South Sudan: Why Salva Kiir Halted his Trip to Doha

South Sudan President Salva Kiir halted a planned visit to Qatar after members of his advanced team tested positive for Covid-19 on arrival in the capital, Doha on Monday.

The presidential advanced team comprised his Kiir’s security adviser, Tut Gatluak Manime, Foreign Affairs minister, Mayiik Ayii Deng, Investment minister, Dhieu Mathok Wol, Higher Education minister, Gabriel Changson Chang, Wildlife, Tourism and Forestry minister, Rizik Zachariah Hassan and the Managing Director of the state-owned oil company (Nilepet), Chol Deng Thon Abel.

The presidency, in a statement issued prior to the delegation’s visit to Doha, said the South Sudanese leader and his team would discuss “a wide range of issues including continued cooperation between the two countries and to start engagement on a shared regional security interest, shared institutional values, and solicit views of the officials on the Sudanese and Ethiopian political crisis”.

This would have been Kiir’s first visit to Qatar since South Sudan’s independence in 2011.

A member of the delegation said they are confined to a hotel in Doha, with limited movement and interaction with officials from the host country.

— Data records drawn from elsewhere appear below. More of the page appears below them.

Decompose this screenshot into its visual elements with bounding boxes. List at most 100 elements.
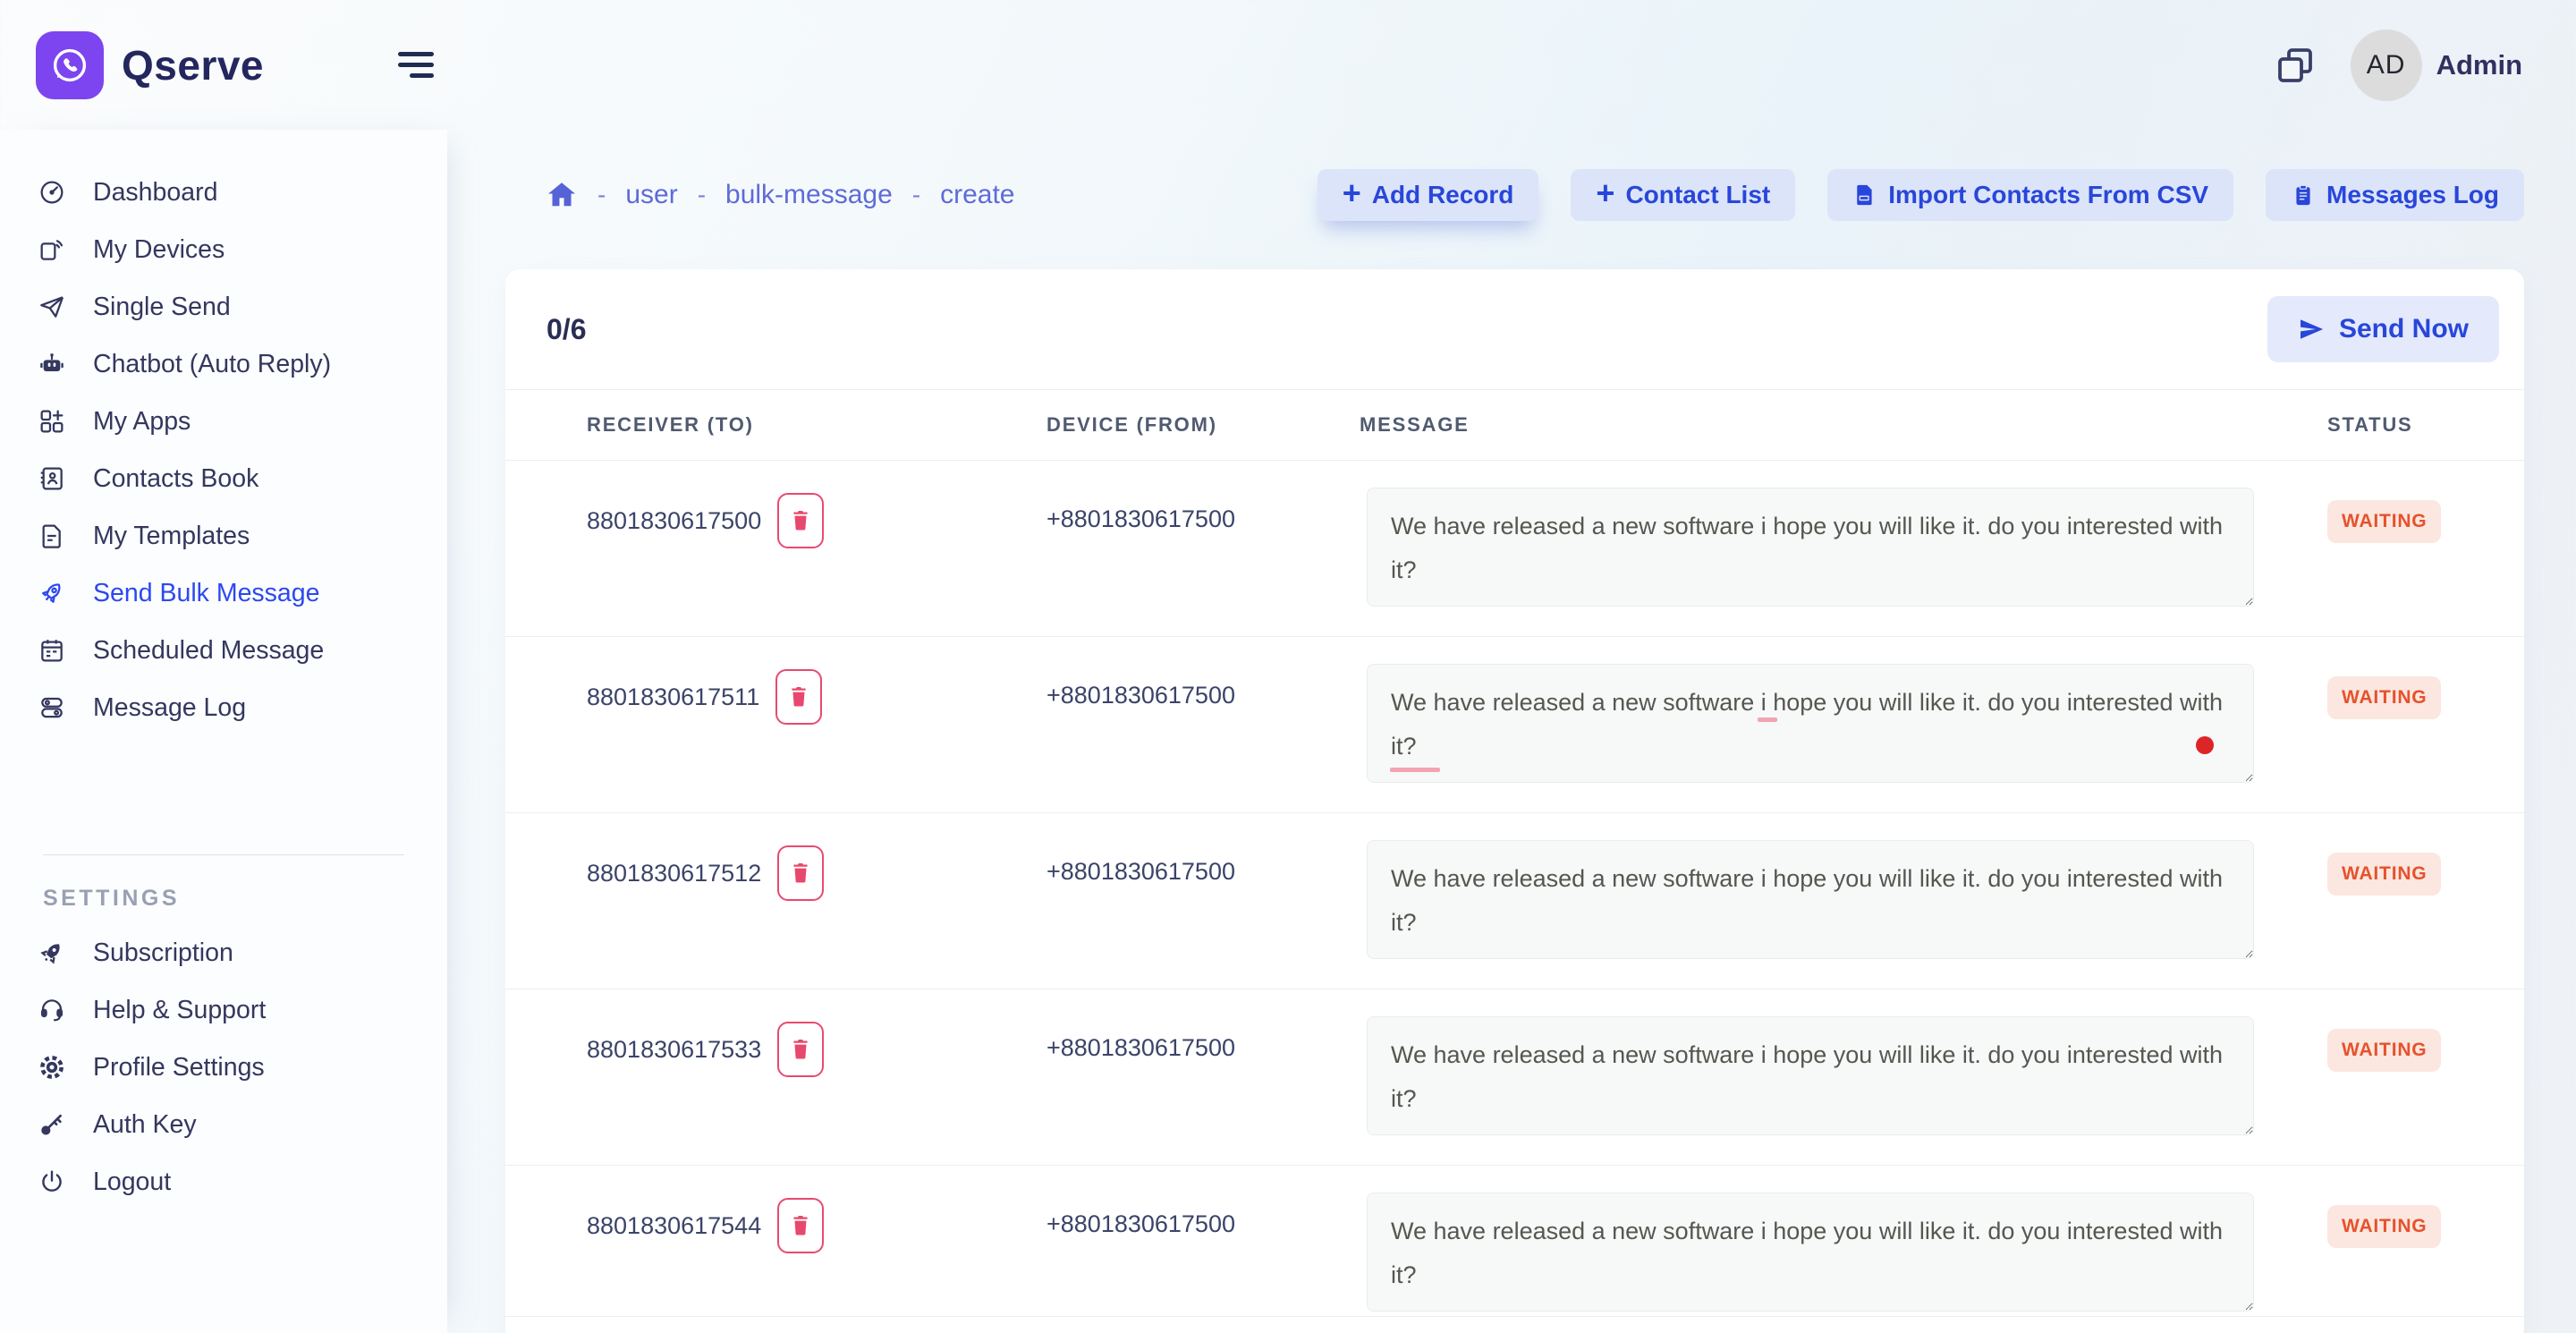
sidebar-item-label: Logout [93,1167,172,1196]
rocket-icon [38,579,66,607]
sidebar-item-label: My Apps [93,406,191,436]
receiver-number: 8801830617500 [587,506,762,534]
trash-icon [792,686,806,707]
sidebar-item-message-log[interactable]: Message Log [0,679,447,736]
status-cell: WAITING [2283,637,2524,812]
button-label: Send Now [2338,314,2469,344]
plus-icon: + [1596,174,1615,211]
brand-name: Qserve [122,41,265,89]
table-header-row: RECEIVER (TO) DEVICE (FROM) MESSAGE STAT… [505,389,2524,461]
message-textarea[interactable]: We have released a new software i hope y… [1367,664,2254,783]
robot-icon [38,350,66,378]
grammar-checker-dot[interactable] [2196,736,2214,754]
device-number: +8801830617500 [1046,1034,1235,1061]
sidebar-item-label: Single Send [93,292,231,321]
sidebar-item-auth-key[interactable]: Auth Key [0,1096,447,1153]
device-number: +8801830617500 [1046,505,1235,532]
message-textarea[interactable]: We have released a new software i hope y… [1367,1193,2254,1312]
sidebar-item-my-apps[interactable]: My Apps [0,393,447,450]
toolbar-row: - user - bulk-message - create + Add Rec… [505,169,2524,221]
sidebar-item-label: My Templates [93,521,250,550]
delete-row-button[interactable] [777,493,825,548]
table-row: 8801830617500 +8801830617500 We have rel… [505,461,2524,637]
main-content: - user - bulk-message - create + Add Rec… [447,130,2576,1333]
sidebar-toggle-icon[interactable] [398,52,435,78]
sidebar-item-subscription[interactable]: Subscription [0,924,447,981]
sidebar-item-my-templates[interactable]: My Templates [0,507,447,565]
status-cell: WAITING [2283,461,2524,636]
messages-log-button[interactable]: Messages Log [2266,169,2524,221]
sidebar-item-label: Scheduled Message [93,635,325,665]
message-cell: We have released a new software i hope y… [1360,1166,2283,1316]
receiver-cell: 8801830617500 [505,461,1046,548]
device-number: +8801830617500 [1046,682,1235,709]
breadcrumb-bulk-message[interactable]: bulk-message [725,180,893,209]
message-cell: We have released a new software i hope y… [1360,989,2283,1165]
delete-row-button[interactable] [777,1022,825,1077]
import-contacts-csv-button[interactable]: Import Contacts From CSV [1827,169,2234,221]
message-cell: We have released a new software i hope y… [1360,461,2283,636]
power-icon [38,1167,66,1196]
sidebar-item-scheduled-message[interactable]: Scheduled Message [0,622,447,679]
breadcrumb-user[interactable]: user [625,180,678,209]
receiver-number: 8801830617533 [587,1035,762,1063]
delete-row-button[interactable] [777,1198,825,1253]
status-badge: WAITING [2327,853,2442,896]
gear-icon [38,1053,66,1082]
device-icon [38,235,66,264]
status-badge: WAITING [2327,500,2442,543]
headset-icon [38,996,66,1024]
message-textarea[interactable]: We have released a new software i hope y… [1367,488,2254,607]
apps-grid-icon [38,407,66,436]
topbar: Qserve AD Admin [0,0,2576,130]
message-textarea[interactable]: We have released a new software i hope y… [1367,1016,2254,1135]
status-cell: WAITING [2283,989,2524,1165]
table-row: 8801830617533 +8801830617500 We have rel… [505,989,2524,1166]
trash-icon [793,862,808,883]
send-now-button[interactable]: Send Now [2267,296,2499,362]
rocket-filled-icon [38,938,66,967]
status-badge: WAITING [2327,676,2442,719]
button-label: Messages Log [2326,181,2499,208]
delete-row-button[interactable] [775,669,823,725]
status-cell: WAITING [2283,813,2524,989]
sidebar-item-label: My Devices [93,234,225,264]
brand[interactable]: Qserve [36,30,265,99]
windows-copy-icon[interactable] [2274,44,2317,87]
sidebar-divider [43,854,404,855]
trash-icon [793,1215,808,1235]
column-header-device: DEVICE (FROM) [1046,413,1217,436]
csv-file-icon [1857,184,1872,206]
sidebar-item-label: Auth Key [93,1109,197,1139]
contact-list-button[interactable]: + Contact List [1571,169,1796,221]
device-number: +8801830617500 [1046,1210,1235,1237]
sidebar-item-help-support[interactable]: Help & Support [0,981,447,1039]
receiver-cell: 8801830617533 [505,989,1046,1077]
breadcrumb-create[interactable]: create [940,180,1015,209]
breadcrumb-separator: - [597,181,606,208]
address-book-icon [38,464,66,493]
sidebar-item-single-send[interactable]: Single Send [0,278,447,335]
sidebar-item-send-bulk-message[interactable]: Send Bulk Message [0,565,447,622]
add-record-button[interactable]: + Add Record [1317,169,1539,221]
sidebar-item-chatbot[interactable]: Chatbot (Auto Reply) [0,335,447,393]
delete-row-button[interactable] [777,845,825,901]
sidebar-item-my-devices[interactable]: My Devices [0,221,447,278]
clipboard-icon [2296,184,2310,206]
sidebar-item-contacts-book[interactable]: Contacts Book [0,450,447,507]
card-header: 0/6 Send Now [505,269,2524,389]
user-menu[interactable]: AD Admin [2350,29,2522,101]
sidebar-item-profile-settings[interactable]: Profile Settings [0,1039,447,1096]
progress-counter: 0/6 [547,312,587,345]
paper-plane-icon [38,293,66,321]
template-icon [38,522,66,550]
message-textarea[interactable]: We have released a new software i hope y… [1367,840,2254,959]
sidebar-item-label: Subscription [93,938,233,967]
sidebar-item-label: Help & Support [93,995,267,1024]
home-icon[interactable] [546,179,578,211]
whatsapp-logo-icon [36,30,104,99]
sidebar-item-logout[interactable]: Logout [0,1153,447,1210]
sidebar-item-dashboard[interactable]: Dashboard [0,164,447,221]
sidebar-nav: Dashboard My Devices Single Send [0,164,447,736]
button-label: Contact List [1625,181,1771,208]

“Some of our members tested positive of covid19 on arrival. We are now in a hotel. We cannot move. We are just here in the hotel. This situation has resulted in the rescheduling of the visit of his excellency the president of the Republic of South Sudan, General Salva Kiir Mayardit. We were coming to prepare the ground, especially the agendas”, he told Sudan Tribune on Tuesday.

The failure to perform a test on senior government officials travelling out of the country has sparked a social media discourse, with some questioning reliability of testing machines in the country and whether authorities comply with the standard operating procedures to be observed when travelling and entering any country in the wake of the measures imposed to control the pandemic.

Many claimed some senior government officials do not comply with the requirements.

Last year, the country’s chief justice, Chan Reec Madut declined to take a Covid-19 test on arrival at Juba International Airport from a foreign trip, causing squabble between the health officials and members of the security services.